Chili is easy and takes very few ingredients.
Last week I made hash brown tacos and had some leftover ground turkey, ground pork, and chorizo. So I tossed those in a skillet and cooked them up.
Back in Montana I did some label reading on cans of red kidney beans. I learned that there are basically 3 different types you can get- regular, no salt, and organic. Back then I didn't even look for organic items, so I compared the regular to the no-salt. I could not believe how much crap (including HFCS) is in no-salt beans. Really? Really!! Why can't it just be beans without salt? I have no idea. In the regular beans there are beans, water, and salt. I decided that I would take the extra salt over the HFCS and other ingredients I couldn't sound out (they cost the same!)
When we went grocery shopping this week, it was late at night- a few hours before closing time- so many shelves were empty. I guess because of the cold weather other people had the idea to also make chili, because most of the red kidney beans were gone. And name brand or not, I wasn't buying "no-salt".
So I found these organic ones!
Beans, water, salt. AND organic! Awesome. $1.50 per can, which is almost twice the price of the "Great Value" brand, but since I'm breaking my WalMart habit (only been once since Christmas and that was to do a return!) I decided that it was worth it.
Sometimes I drain the beans, sometimes I don't. Hubby likes his chili with a little more liquid, and since I bought organic, I felt safe about using the liquid in the can.
I also like to put the beans in the crock pot before I put the meat in. I stir them up, but since the beans are uncooked and the meat is cooked, I'd rather the bottom most layer be beans, not meat.

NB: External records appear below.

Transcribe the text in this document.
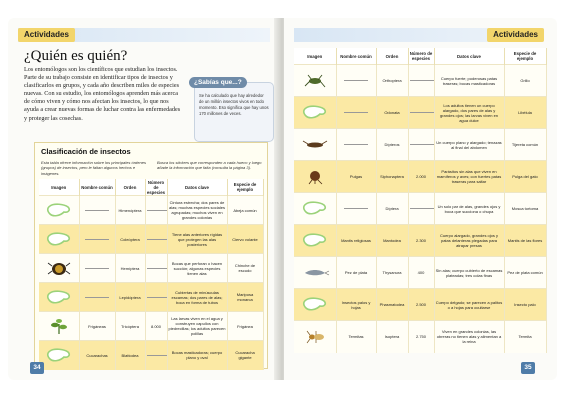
Actividades
¿Quién es quién?
Los entomólogos son los científicos que estudian los insectos. Parte de su trabajo consiste en identificar tipos de insectos y clasificarlos en grupos, y cada año describen miles de especies nuevas. Con su estudio, los entomólogos aprenden más acerca de cómo viven y cómo nos afectan los insectos, lo que nos ayuda a crear nuevas formas de luchar contra las enfermedades y proteger las cosechas.
¿Sabías que...?
Se ha calculado que hay alrededor de un millón insectos vivos en todo momento. Eso significa que hay unos 170 millones de veces.
Clasificación de insectos
Esta tabla ofrece información sobre los principales órdenes (grupos) de insectos, pero le faltan algunos hechos e imágenes.
Busca los stickers que corresponden a cada hueco y luego añade la información que falta (consulta la página 3).
Imagen	Nombre común	Orden	Número de especies	Datos clave	Especie de ejemplo

		Himenóptera		Cintura estrecha; dos pares de alas; muchas especies sociales agrupadas; muchos viven en grandes colonias	Abeja común

		Coleóptera		Tiene alas anteriores rígidas que protegen las alas posteriores	Ciervo volante

		Hemíptera		Bocas que perforan o hacen succión; algunas especies tienen alas	Chinche de escudo

		Lepidóptera		Cubiertas de minúsculas escamas; dos pares de alas; boca en forma de tubos	Mariposa monarca

	Frigáneas	Tricóptera	8.000	Las larvas viven en el agua y construyen capullos con piedrecillas; los adultos parecen polillas	Frigánea

	Cucarachas	Blattodea		Bocas masticadoras; cuerpo plano y oval	Cucaracha gigante
34
Actividades
Imagen	Nombre común	Orden	Número de especies	Datos clave	Especie de ejemplo

		Orthoptera		Cuerpo fuerte; poderosas patas traseras; bocas masticadoras	Grillo

		Odonata		Los adultos tienen un cuerpo alargado, dos pares de alas y grandes ojos; las larvas viven en agua dulce	Libélula

		Dípteros		Un cuerpo plano y alargado; tenazas al final del abdomen	Tijereta común

	Pulgas	Siphonaptera	2.000	Parásitos sin alas que viven en mamíferos y aves; con fuertes patas traseras para saltar	Pulga del gato

		Díptera		Un solo par de alas, grandes ojos y boca que succiona o chupa	Mosca tortoma

	Mantis religiosas	Mantodea	2.300	Cuerpo alargado, grandes ojos y patas delanteras plegadas para atrapar presas	Mantis de las flores

	Pez de plata	Thysanura	400	Sin alas; cuerpo cubierto de escamas plateadas; tres colas finas	Pez de plata común

	Insectos palos y hojas	Phasmatodea	2.500	Cuerpo delgado; se parecen a palitos o a hojas para ocultarse	Insecto palo

	Termitas	Isoptera	2.750	Viven en grandes colonias, las obreras no tienen alas y alimentan a la reina	Termita
35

After the meat cooks, I drain it, then put it back in the pan. I add some spices - salt, pepper, chili powder, oregano, paprika- then let it cook more. I do this because firstly, ground meat lets off a lot of grease/juice/fat when you cook it anyway, but chorizo is like 10x worse. So any seasoning I put in initially is just going to cook off. So I add it afterward so it cooks on the meat.
So there's basic chili.
Now to make it goooooood chili.
1/2 an onion-diced, a clove of garlic-minced, some grape tomatoes (cause that's what I have on hand), carrots and celery.

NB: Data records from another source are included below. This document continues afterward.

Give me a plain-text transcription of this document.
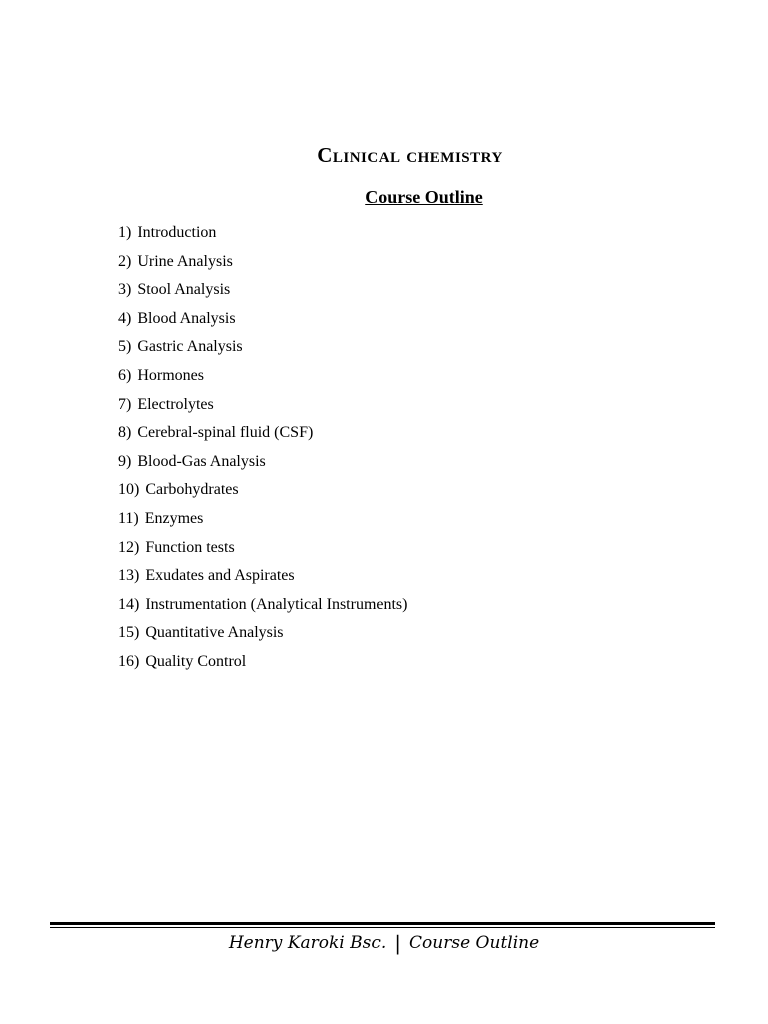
Clinical chemistry
Course Outline
1) Introduction
2) Urine Analysis
3) Stool Analysis
4) Blood Analysis
5) Gastric Analysis
6) Hormones
7) Electrolytes
8) Cerebral-spinal fluid (CSF)
9) Blood-Gas Analysis
10) Carbohydrates
11) Enzymes
12) Function tests
13) Exudates and Aspirates
14) Instrumentation (Analytical Instruments)
15) Quantitative Analysis
16) Quality Control
Henry Karoki Bsc. | Course Outline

One trick I learned about cutting onions is to rinse them
under cold water after you cut them. I do this after I cut it in half,
then into quarters.
This keeps the juice from making you cry.
I cut the tips off the celery and carrots (tossed those ends into the blender for the dogs) and as I was working a little carrot thief came in and stole one, so I went to the other fridge and grabbed 2 purple carrots to replace it, and decided to grab a stalk of kale and a bag of spinach.
Have you ever seen a purple carrot?
They're actually a yellowish color on the inside.
They don't taste like an orange carrot either. They still taste like a carrot, but a bit different flavor than an orange one.
I'm steaming the carrots, celery, and kale. After they soften up I put them in the food processor with the raw spinach and grape tomatoes. Once this mushes up to a pulp, I will pour it into the chili! Added nutrition with no added flavor!
I also decided to dice up a bellpepper and throw in there.
Cause I love bellpepper.
I grew up eating bellpeppers.
They are so yummy.
I use it a lot!
I'm not actually sure if I'm using it completely properly, but it works way better than chop/dicing the garlic, so I keep using it.
I put the rougher stuff left in the press after I squish it in the blender for the dogs.
Garlic is very good for dogs.
After I added the veggie puree, I decided I needed to split the chili into two slow cookers, as it was too much for 1.
And I know I should probably retire my mom's old Crock Pot (that lovely avacado green one on the right there) because it probably uses twice the wattage as my new one on the left, but it cooks the food, and that's what matters to me!
I noticed the puree made the chili kind of thick, so I decided to add my one little can of Beef Consomme to thin it out a bit.
I bought this for some recipe that I can't remember cause I lost the menu sheet.
It worked well.
Don't that look perdy?
Tasted perdy darn good too!
I let them cook on high for 2-4 hours. It tastes better the next day though, no matter how long you cook it ;)
If I had some cornbread that wasn't moldy, or had time to make the bread bowls, it would have been the perfect consistency. But we were stuck using crackers, so it was a little bit runny. Mmmm... bread bowls....
I'll be putting every bit that's in the old Crock Pot in the freezer, so when I use it again I will make bread bowls since I won't have to cook the chili!
It's very hard to see in a photo, but it is tinted green from the kale and veggies.
When I put the veggie scraps in the blender for the dogs, I have to add water, so I just use THIS water to puree the veggies!
All blended up, it's pretty thin, so I just pour it over a bit of kibble and it's instantly healthier and tastier for my pups!